Other tools CFOs are preparing to invest more in are data analytics and forecasting services. A study by FTI Consulting listed both sets of technologies as among executive teams’ top strategies for 2023 and beyond. There will be no more—or at least far less—getting caught flat-footed by external factors.
“For many companies, managing financial performance in 2023 will be tied directly to streamlining operations to gain efficiencies, gaining better insights from [financial planning and analysis], and improving overall forecasting accuracy,” FTI analysts wrote.

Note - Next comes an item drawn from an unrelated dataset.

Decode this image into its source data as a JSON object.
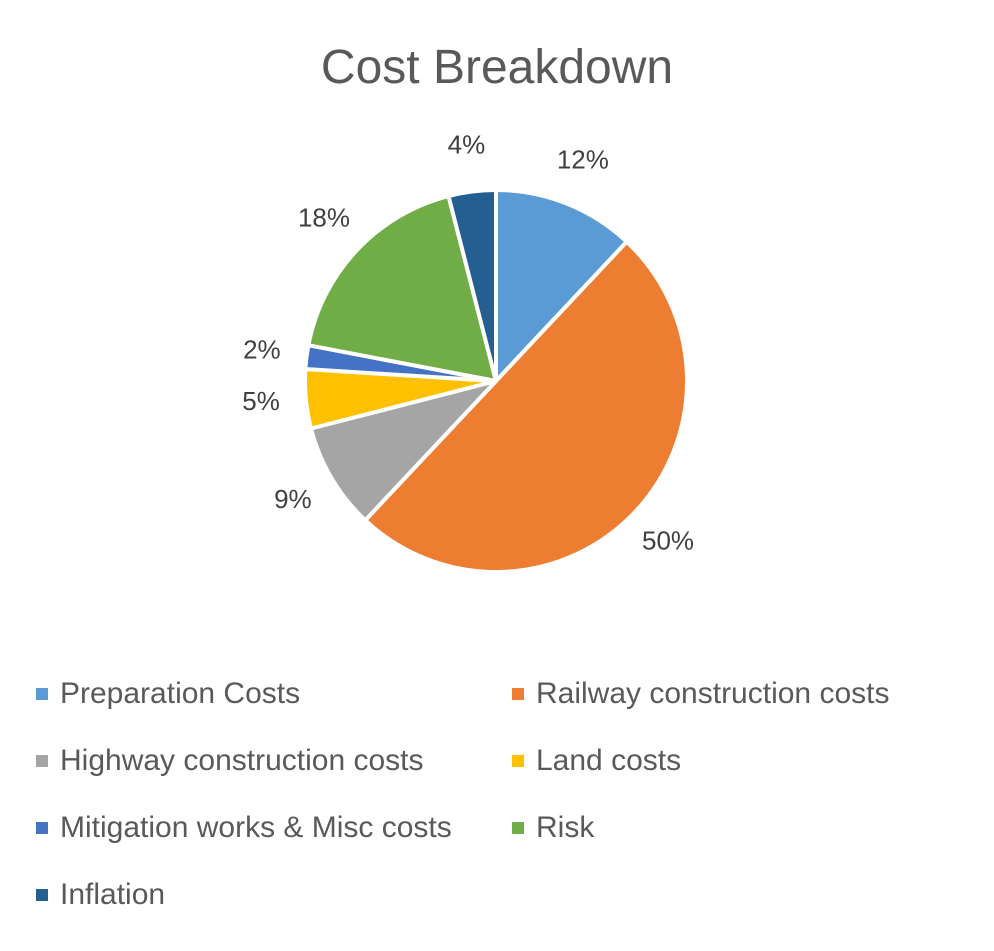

CohnReznick’s Fuchs said many smaller-scale investments on a shop floor, at a warehouse dock or in back-office operations also can help on the workforce front—that No. 1 expense item. New tech tools or equipment can, assuming they’re smoothly implemented, provide a boost to morale and job satisfaction and thus lower turnover and its associated costs.
Cut a little here, spend a little there. It’s a bit of a dance and not the most glamorous of business strategies. But it might be the winning one in the uncertain economy of 2023.